Keiran walked back in a few minutes later with a woman I have never seen before. "Hi I'm Jenny one of the midwives here tonight. How are you feeling?" She asked. "Im ok. What happened?" I asked. "Well you fainted" she replied. I nodded my head in understanding. "The doctor will be here shortly but you will be spending the night with us. We spoke to your midwife team already and let them know what happened. Your babies are stable for now. Try to get some more rest ok?" She said. I just nodded again and she was gone. "Keiran, what happened?" I asked. "You fainted after my mother tried to attack you. I'm so sorry Cameron" he said. "It's not your fault we are ok" I replied. He just nodded his head.

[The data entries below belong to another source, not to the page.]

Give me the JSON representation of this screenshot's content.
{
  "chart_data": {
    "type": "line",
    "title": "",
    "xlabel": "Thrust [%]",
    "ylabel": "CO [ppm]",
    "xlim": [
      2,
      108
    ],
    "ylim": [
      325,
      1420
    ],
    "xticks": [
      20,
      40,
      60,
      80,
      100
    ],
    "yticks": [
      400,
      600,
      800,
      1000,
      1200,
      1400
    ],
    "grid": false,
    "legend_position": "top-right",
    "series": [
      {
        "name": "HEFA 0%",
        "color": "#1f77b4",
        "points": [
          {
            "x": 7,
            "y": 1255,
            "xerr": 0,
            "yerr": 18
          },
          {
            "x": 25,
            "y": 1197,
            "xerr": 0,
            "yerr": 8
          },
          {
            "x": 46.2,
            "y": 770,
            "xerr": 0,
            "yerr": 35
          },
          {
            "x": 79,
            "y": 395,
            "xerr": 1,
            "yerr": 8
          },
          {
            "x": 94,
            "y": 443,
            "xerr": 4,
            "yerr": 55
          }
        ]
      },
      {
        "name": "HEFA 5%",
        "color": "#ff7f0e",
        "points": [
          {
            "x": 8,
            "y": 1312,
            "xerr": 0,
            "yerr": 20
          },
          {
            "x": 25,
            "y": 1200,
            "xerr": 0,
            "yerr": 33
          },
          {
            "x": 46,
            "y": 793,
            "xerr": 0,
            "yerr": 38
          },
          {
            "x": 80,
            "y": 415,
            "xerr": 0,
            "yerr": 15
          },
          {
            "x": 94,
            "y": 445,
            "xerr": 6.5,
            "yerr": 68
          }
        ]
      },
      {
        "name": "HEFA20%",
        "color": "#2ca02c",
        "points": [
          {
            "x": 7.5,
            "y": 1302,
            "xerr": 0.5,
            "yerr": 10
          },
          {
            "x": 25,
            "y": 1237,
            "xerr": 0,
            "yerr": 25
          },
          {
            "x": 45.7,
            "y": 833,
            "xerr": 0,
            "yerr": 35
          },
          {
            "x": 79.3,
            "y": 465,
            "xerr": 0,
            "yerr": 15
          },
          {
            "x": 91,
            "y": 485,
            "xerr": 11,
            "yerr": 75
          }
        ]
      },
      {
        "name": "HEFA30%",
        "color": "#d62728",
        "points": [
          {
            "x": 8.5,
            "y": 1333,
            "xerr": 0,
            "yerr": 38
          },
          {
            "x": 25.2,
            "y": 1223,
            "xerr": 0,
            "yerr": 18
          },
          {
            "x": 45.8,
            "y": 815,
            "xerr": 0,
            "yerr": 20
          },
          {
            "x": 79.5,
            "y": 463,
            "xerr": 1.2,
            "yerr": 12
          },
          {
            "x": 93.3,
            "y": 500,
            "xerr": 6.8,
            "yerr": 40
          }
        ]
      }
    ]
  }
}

The doctor soon came in repeating what the midwife had said. He let me know he had put me on blood pressure medication which I would need to stay on for the rest of my pregnancy and informed me I needed to rest as much as possible. He also let me know if my blood pressure remained stable overnight he would send me home in the morning. He gave me his condolences and left. "Do you mind if I stay with you the night?" Keiran asked. "Not at all. We will be ok if you want to head home though" I replied. He just waved me off and got back on the couch. We both dozed off pretty quickly.